On Wednesday morning, when U.N. High Commissioner for Human Rights Navi Pillay publicly stated that 60,000 people had been killed during Syria's ongoing civil war, it seemed like an already-vague and often-quoted estimate of 40,000 deaths had been revised upward for intuitive but more or less arbitrary reasons. The 40,000 number has been kicked around for months; nudging it a few tens of thousands upward in light of an intensifying and seemingly intractable conflict seemed like a perfectly acceptable, if imprecise, reflection of reality. In truth, Pillay's 60,000 number was arrived at through a painstaking and highly systematic process. And even then, the already staggering number is largely useful as an indicator of broader horrors unfolding within the country.
"This isn't an estimate," emphasized Patrick Ball, chief scientist and vice president of the human rights program at Benetech, a Silicon Valley startup that develops and applies open-source technology to human rights-related uses. "We have the names of 59,000-odd people. Let's be really clear here. This is a very conservative undercount."
In a report commissioned by Pillay's office, Ball and a team of computer scientists and developers attempted to determine how many of the 147,000 total deaths documented by various on-the-ground observers and reporting networks, such as the Violations Documentation Center, the Syrian Network for Human Rights and even the government of Syria itself, could be connected to non-redundant names, places and dates. Ball explained that Benetech created a computer program designed to filter out overlapping pieces of information in the available datasets. Their greatest methodological challenge was developing a program that could master the intricacies of Syrian Arabic, and then determine which of the 147,000 deaths reported across the various datasets corresponded to the same individual.
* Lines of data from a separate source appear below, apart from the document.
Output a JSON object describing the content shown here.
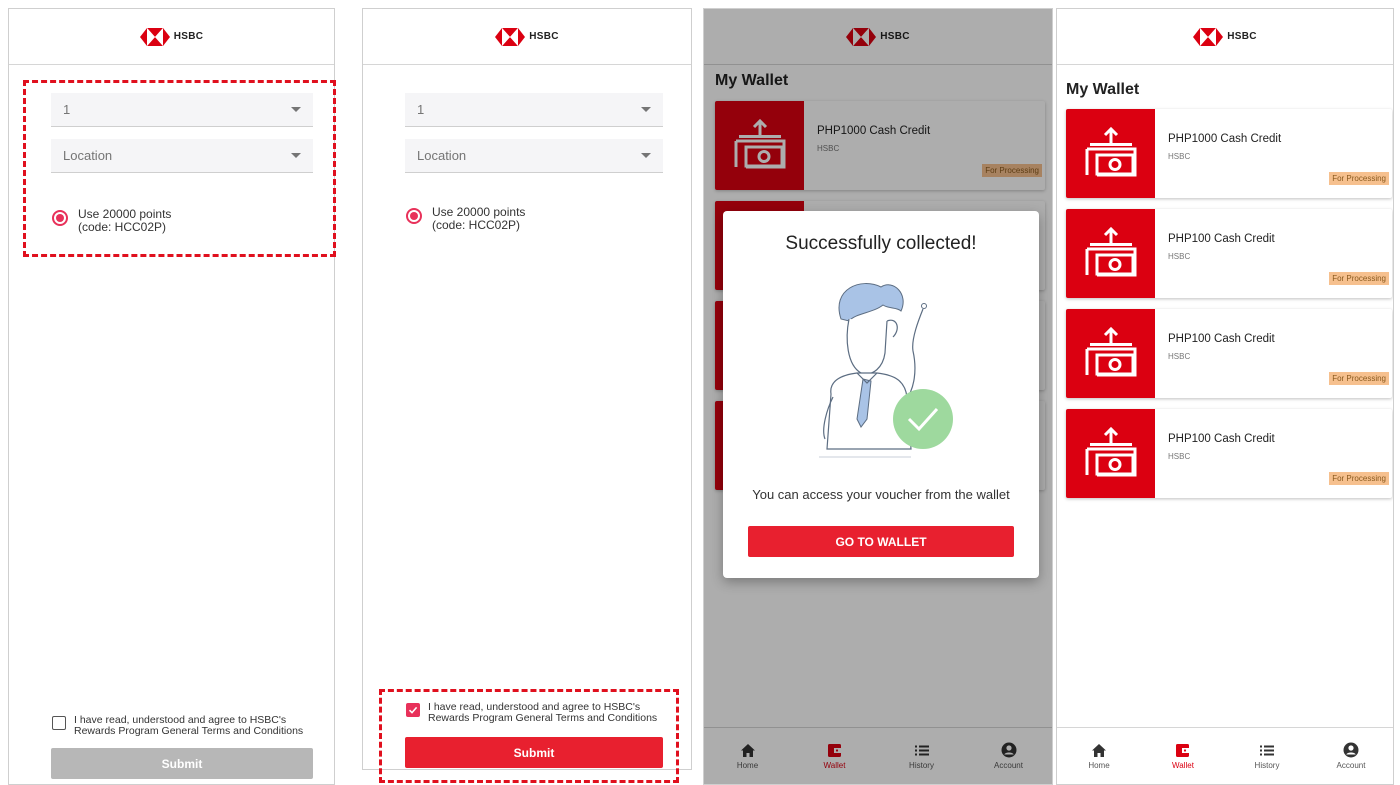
{
  "brand": {
    "name": "HSBC",
    "red": "#db0011",
    "accent": "#e8315a",
    "button_red": "#e8202f"
  },
  "screen1": {
    "quantity_value": "1",
    "location_placeholder": "Location",
    "radio_label_line1": "Use 20000 points",
    "radio_label_line2": "(code: HCC02P)",
    "radio_selected": true,
    "terms_line1": "I have read, understood and agree to HSBC's",
    "terms_line2": "Rewards Program General Terms and Conditions",
    "terms_checked": false,
    "submit_label": "Submit",
    "submit_enabled": false
  },
  "screen2": {
    "quantity_value": "1",
    "location_placeholder": "Location",
    "radio_label_line1": "Use 20000 points",
    "radio_label_line2": "(code: HCC02P)",
    "radio_selected": true,
    "terms_line1": "I have read, understood and agree to HSBC's",
    "terms_line2": "Rewards Program General Terms and Conditions",
    "terms_checked": true,
    "submit_label": "Submit",
    "submit_enabled": true
  },
  "screen3": {
    "wallet_title": "My Wallet",
    "card_title": "PHP1000 Cash Credit",
    "card_issuer": "HSBC",
    "card_status": "For Processing",
    "modal_title": "Successfully collected!",
    "modal_message": "You can access your voucher from the wallet",
    "modal_button": "GO TO WALLET"
  },
  "screen4": {
    "wallet_title": "My Wallet",
    "vouchers": [
      {
        "title": "PHP1000 Cash Credit",
        "issuer": "HSBC",
        "status": "For Processing"
      },
      {
        "title": "PHP100 Cash Credit",
        "issuer": "HSBC",
        "status": "For Processing"
      },
      {
        "title": "PHP100 Cash Credit",
        "issuer": "HSBC",
        "status": "For Processing"
      },
      {
        "title": "PHP100 Cash Credit",
        "issuer": "HSBC",
        "status": "For Processing"
      }
    ]
  },
  "nav": {
    "items": [
      {
        "label": "Home",
        "icon": "home-icon"
      },
      {
        "label": "Wallet",
        "icon": "wallet-icon"
      },
      {
        "label": "History",
        "icon": "history-icon"
      },
      {
        "label": "Account",
        "icon": "account-icon"
      }
    ],
    "active": "Wallet"
  }
}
"With each individual record you have to match it to the other 147,000 records," said Ball. "So there's actually 147,000-squared possible combinations. That's the rough approximation. Computationally, it's a very complicated problem."
Ball said Benetech had already built similar programs for conflicts in places as diverse as Kosovo, Colombia and Timor-Leste, protocols which sweep the available data in order to tell, for instance, if one source's "Jim" was likely the same individual as another source's "Jimmy." Once the organization had created a similar process for Syrian Arabic sources, it could compare all reported deaths to every other reported death, using a variety of data points to filter out redundancies. Names were hardly the only challenge. The program had to account for the sometimes vague ways in which people process time -- for instance, was a Jimmy killed on October 3 the same person as a Jim reported killed "a few days ago" in early October?
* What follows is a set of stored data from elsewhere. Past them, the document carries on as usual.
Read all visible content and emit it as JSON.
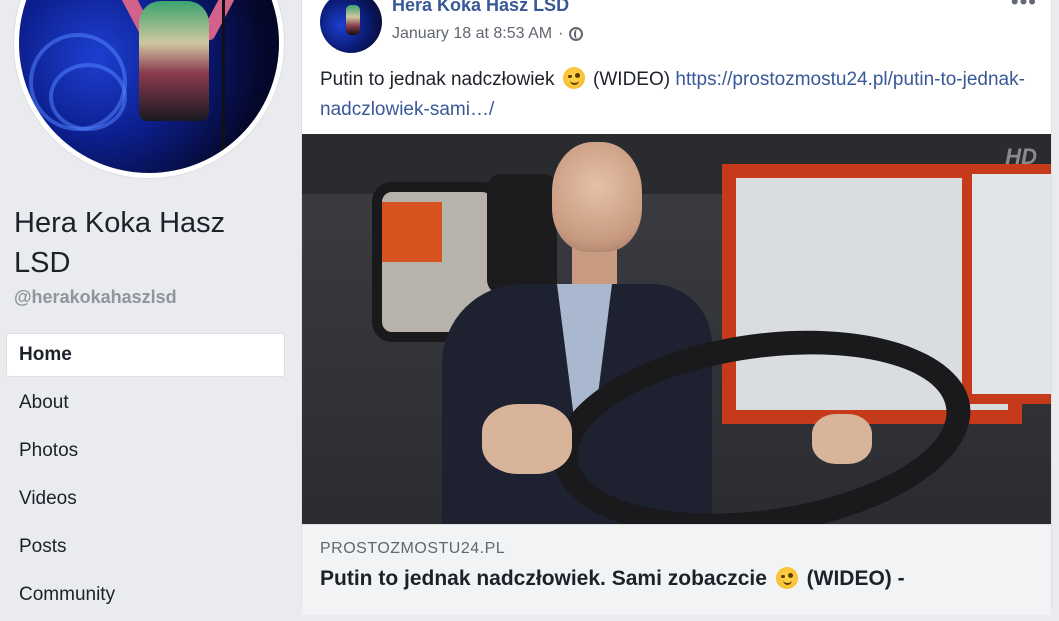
{
  "page": {
    "name": "Hera Koka Hasz LSD",
    "handle": "@herakokahaszlsd"
  },
  "sidebar": {
    "items": [
      {
        "label": "Home",
        "active": true
      },
      {
        "label": "About"
      },
      {
        "label": "Photos"
      },
      {
        "label": "Videos"
      },
      {
        "label": "Posts"
      },
      {
        "label": "Community"
      }
    ]
  },
  "post": {
    "author": "Hera Koka Hasz LSD",
    "timestamp": "January 18 at 8:53 AM",
    "separator": "·",
    "privacy_icon": "globe-icon",
    "more_icon": "•••",
    "text_before": "Putin to jednak nadczłowiek",
    "text_after": "(WIDEO)",
    "link_text": "https://prostozmostu24.pl/putin-to-jednak-nadczlowiek-sami…/",
    "emoji": "winking-face",
    "video_logo": "HD",
    "preview": {
      "domain": "PROSTOZMOSTU24.PL",
      "title_before": "Putin to jednak nadczłowiek. Sami zobaczcie",
      "title_after": "(WIDEO) -"
    }
  },
  "colors": {
    "background": "#e9ebee",
    "link": "#385898",
    "secondary_text": "#616770",
    "card": "#ffffff"
  }
}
"The software uses comparators to figure out what the human beings are doing," said Ball. Through a process called "semi-supervised machine learning," Benetech trained computers to effectively filter through an enormous volume of reported information on deaths in Syria. Around eight months later, they produced a final non-redundant dataset of 59,648 names.
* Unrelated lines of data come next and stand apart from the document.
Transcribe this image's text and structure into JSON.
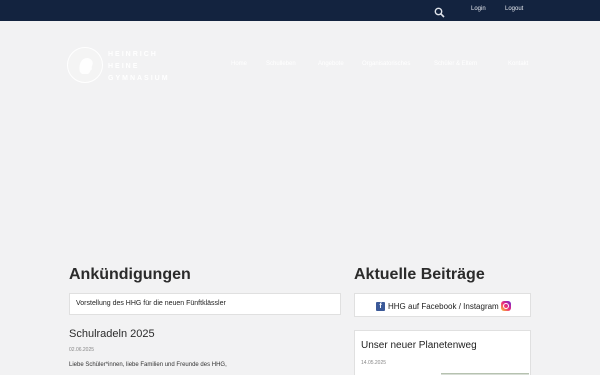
{
  "topbar": {
    "search_icon": "search-icon",
    "login": "Login",
    "logout": "Logout"
  },
  "logo": {
    "line1": "HEINRICH",
    "line2": "HEINE",
    "line3": "GYMNASIUM"
  },
  "nav": {
    "items": [
      "Home",
      "Schulleben",
      "Angebote",
      "Organisatorisches",
      "Schüler & Eltern",
      "Kontakt"
    ]
  },
  "sections": {
    "announcements_title": "Ankündigungen",
    "posts_title": "Aktuelle Beiträge"
  },
  "announcement": {
    "label": "Vorstellung des HHG für die neuen Fünftklässler"
  },
  "social": {
    "label": "HHG auf Facebook / Instagram"
  },
  "post": {
    "title": "Schulradeln 2025",
    "date": "02.06.2025",
    "text": "Liebe Schüler*innen, liebe Familien und Freunde des HHG,"
  },
  "planet": {
    "title": "Unser neuer Planetenweg",
    "date": "14.05.2025"
  },
  "colors": {
    "topbar": "#13233f",
    "accent": "#c0392b",
    "facebook": "#3b5998"
  }
}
There's plenty to suggest that the report dramatically undercounts the number of actual deaths, something that the document's authors are careful to point out. The report includes a timeline of deaths by week -- but concedes that a decrease in the number of reported deaths might belie an increase in violence. An apparently less violent week might indicate "that documentation has weakened over time, which would mean that violence has increased even more than show," the report says. John Page, a Virginia-based IT professional who runs Syria Tracker, a site that sorts through tips and news reports to determine the scope of the Syria conflict, said that there is some precedent for this. In February 2012, the Bab Amar neighborhood in Aleppo experienced some of the worst fighting of the war up to that point. The local death toll as reported to Syria Tracker actually plunged.
"I wish I could say the number of deaths went down, but I think the reporting network was wiped out," Page said.
The Benetech report is only a reflection of available data -- not a projection, estimate or demographic study. But there is information in the actual dataset itself that points towards a higher -- and maybe even much higher -- number of dead. Ball says that the age of up to three-fourths of recorded victims is missing. Yet a heavy proportion of victims for which age could be determined were between 20 and 30 years old. Meanwhile, only 7.5 percent of the identified victims were female; all of the more than 2,500 dead reported by the Syrian government are men. The dataset tends heavily towards males of traditional fighting age. Either this means that a large percentage of the people killed in the Syria conflict are combatants, or that the current documentation actually under-counts the number of civilian dead.